In 1970, for example, a minority of British monopoly capitalists had become convinced that their economic future lay in breaking the dependence upon United States imperialism, which had been the dominant feature of the international position of British imperialism since the second world war, and in joining the alliance of Western European powers which had been set up in the form of the European Economic Community. One of the reasons for the “dismissal” of the Labour government in 1970 was that it was tied to what had become a minority section of British monopoly capital which wished to continue the “special relationship” of dependence upon US imperialism.

These differences in foreign policy were overshadowed in 1974 by a more urgent difference in domestic policy brought to a head by the refusal of the miners to surrender to the government’s wage restraints. A majority of monopoly capitalists, now represented by the Labour Party, wanted to move away from the existing system of rigid wage restrictions and towards the building of a corporate state in which trade unions would be incorporated within the machinery of the capitalist state.

Even though the working class was not directly represented in the 1974 general election it was still able to achieve a tactical advantage by influencing the result. When the Heath government resigned, the unity of the miners in rejecting wage restraint, together with the refusal of the rest of The working class to blame the miners for hardship caused by the three-day working week brought about a split in the monopoly capitalist ruling class on this issue and forced a majority of the monopoly capitalists to organise a “dismissal” of that government. The new Labour government then instructed the National Coal Board to reach a settlement with the miners which proved a considerable advance upon what the Heath government had been prepared to allow.

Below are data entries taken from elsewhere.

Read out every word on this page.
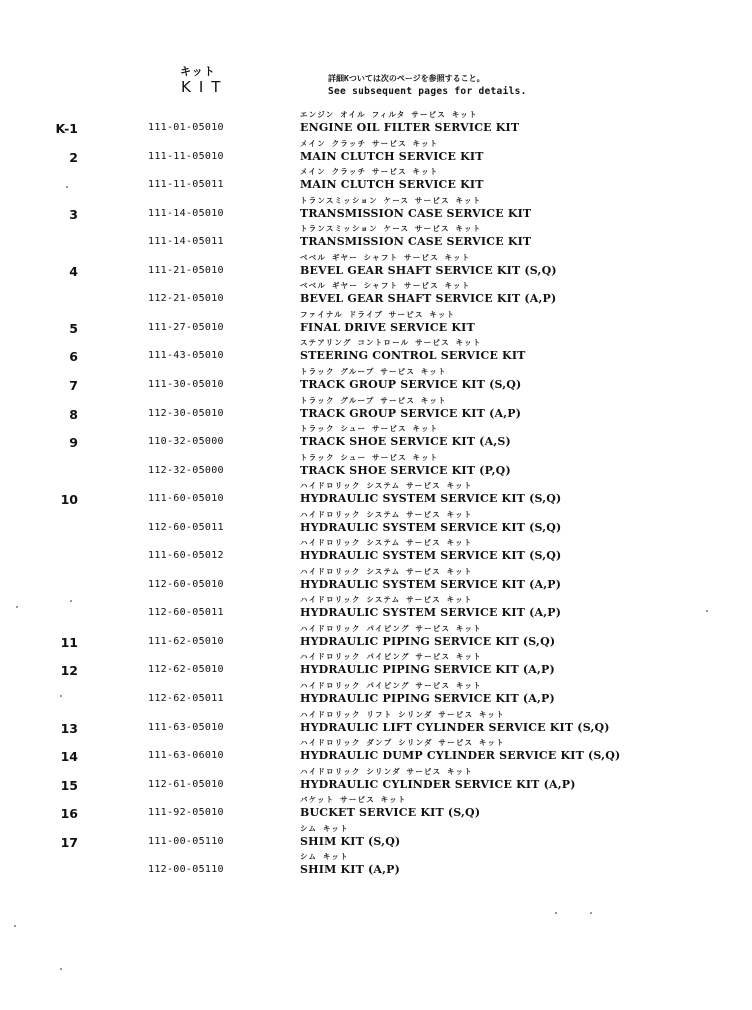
キット
KIT	詳細Kついては次のページを参照すること。
See subsequent pages for details.
K-1	111-01-05010
エンジン オイル フィルタ サービス キット
ENGINE OIL FILTER SERVICE KIT
2	111-11-05010
メイン クラッチ サービス キット
MAIN CLUTCH SERVICE KIT
111-11-05011
メイン クラッチ サービス キット
MAIN CLUTCH SERVICE KIT
3	111-14-05010
トランスミッション ケース サービス キット
TRANSMISSION CASE SERVICE KIT
111-14-05011
トランスミッション ケース サービス キット
TRANSMISSION CASE SERVICE KIT
4	111-21-05010
ベベル ギヤー シャフト サービス キット
BEVEL GEAR SHAFT SERVICE KIT (S,Q)
112-21-05010
ベベル ギヤー シャフト サービス キット
BEVEL GEAR SHAFT SERVICE KIT (A,P)
5	111-27-05010
ファイナル ドライブ サービス キット
FINAL DRIVE SERVICE KIT
6	111-43-05010
ステアリング コントロール サービス キット
STEERING CONTROL SERVICE KIT
7	111-30-05010
トラック グループ サービス キット
TRACK GROUP SERVICE KIT (S,Q)
8	112-30-05010
トラック グループ サービス キット
TRACK GROUP SERVICE KIT (A,P)
9	110-32-05000
トラック シュー サービス キット
TRACK SHOE SERVICE KIT (A,S)
112-32-05000
トラック シュー サービス キット
TRACK SHOE SERVICE KIT (P,Q)
10	111-60-05010
ハイドロリック システム サービス キット
HYDRAULIC SYSTEM SERVICE KIT (S,Q)
112-60-05011
ハイドロリック システム サービス キット
HYDRAULIC SYSTEM SERVICE KIT (S,Q)
111-60-05012
ハイドロリック システム サービス キット
HYDRAULIC SYSTEM SERVICE KIT (S,Q)
112-60-05010
ハイドロリック システム サービス キット
HYDRAULIC SYSTEM SERVICE KIT (A,P)
112-60-05011
ハイドロリック システム サービス キット
HYDRAULIC SYSTEM SERVICE KIT (A,P)
11	111-62-05010
ハイドロリック パイピング サービス キット
HYDRAULIC PIPING SERVICE KIT (S,Q)
12	112-62-05010
ハイドロリック パイピング サービス キット
HYDRAULIC PIPING SERVICE KIT (A,P)
112-62-05011
ハイドロリック パイピング サービス キット
HYDRAULIC PIPING SERVICE KIT (A,P)
13	111-63-05010
ハイドロリック リフト シリンダ サービス キット
HYDRAULIC LIFT CYLINDER SERVICE KIT (S,Q)
14	111-63-06010
ハイドロリック ダンプ シリンダ サービス キット
HYDRAULIC DUMP CYLINDER SERVICE KIT (S,Q)
15	112-61-05010
ハイドロリック シリンダ サービス キット
HYDRAULIC CYLINDER SERVICE KIT (A,P)
16	111-92-05010
バケット サービス キット
BUCKET SERVICE KIT (S,Q)
17	111-00-05110
シム キット
SHIM KIT (S,Q)
112-00-05110
シム キット
SHIM KIT (A,P)
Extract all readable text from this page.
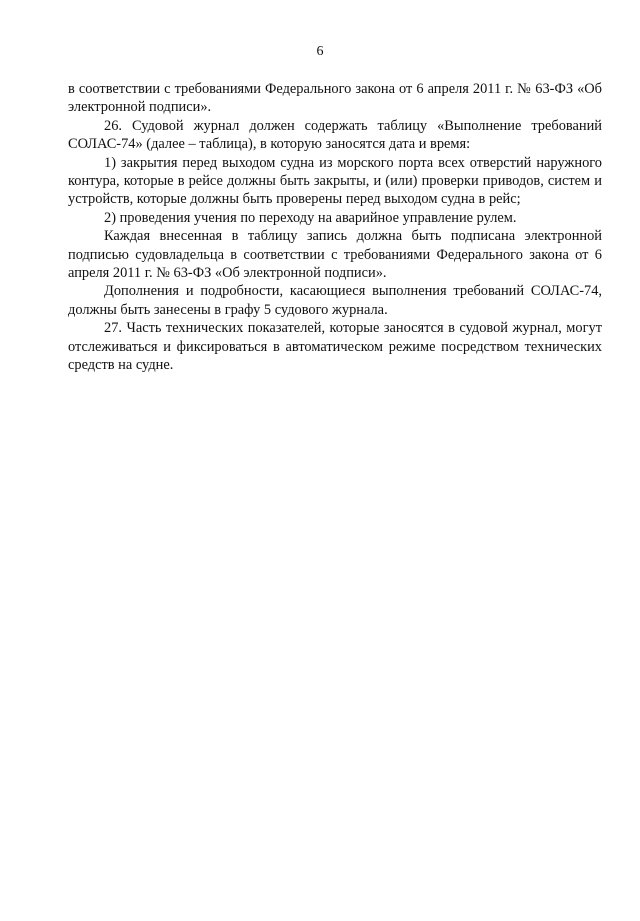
6

в соответствии с требованиями Федерального закона от 6 апреля 2011 г. № 63-ФЗ «Об электронной подписи».

26. Судовой журнал должен содержать таблицу «Выполнение требований СОЛАС-74» (далее – таблица), в которую заносятся дата и время:

1) закрытия перед выходом судна из морского порта всех отверстий наружного контура, которые в рейсе должны быть закрыты, и (или) проверки приводов, систем и устройств, которые должны быть проверены перед выходом судна в рейс;

2) проведения учения по переходу на аварийное управление рулем.

Каждая внесенная в таблицу запись должна быть подписана электронной подписью судовладельца в соответствии с требованиями Федерального закона от 6 апреля 2011 г. № 63-ФЗ «Об электронной подписи».

Дополнения и подробности, касающиеся выполнения требований СОЛАС-74, должны быть занесены в графу 5 судового журнала.

27. Часть технических показателей, которые заносятся в судовой журнал, могут отслеживаться и фиксироваться в автоматическом режиме посредством технических средств на судне.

To argue that policy differences amongst the monopoly capitalist class not only exist but have concrete implications for the working class is to accept that it cannot be a matter of complete indifference to the working class which party is elected to government. This is so even if there are only minor disagreements such as that relating to Value Added Tax on fuel regarding which the Tory Party was in favour and the Labour Party opposed.

The increase in cost of fuel would certainly preclude a proportion of elderly people from being able to heat their homes adequately and would undoubtedly, in turn, add to the already huge number of deaths related to hypothermia in winter months, If this became an election issue, a ‘don’t vote’ stance would ignore an issue of literally life and death significance to some sections of the working class. There may only be a shade of difference between the Labour and Conservative Parties, but that ‘shade of difference’ could represent the difference between life and death for tens of thousands of people.

All genuine socialists must advise workers to use their democratic right to vote in an election in such a way as to create the best conditions of the advance of the working class to positions of class struggle and ultimately of revolutionary struggle, which alone can bring about the establishment of a socialist society.

Since the government at the next election will be either Conservative or Labour, both of which parties represent the interests of monopoly capital, both of which represent the interests of the class enemy of the working class, correct tactics require an analysis of whether the situation of the working class would be more advanced by the election of a Labour government or by the election of a Conservative government.

Should, as for example in 1974, the advice be to vote Labour, it must be associated with the categorical statement that the Labour Party is the political tool of big business and can never be anything else. This fact is amply documented in ‘Social Democracy: The Enemy Within’, and we warmly recommend the book to all those who wish to see the social emancipation of the working class.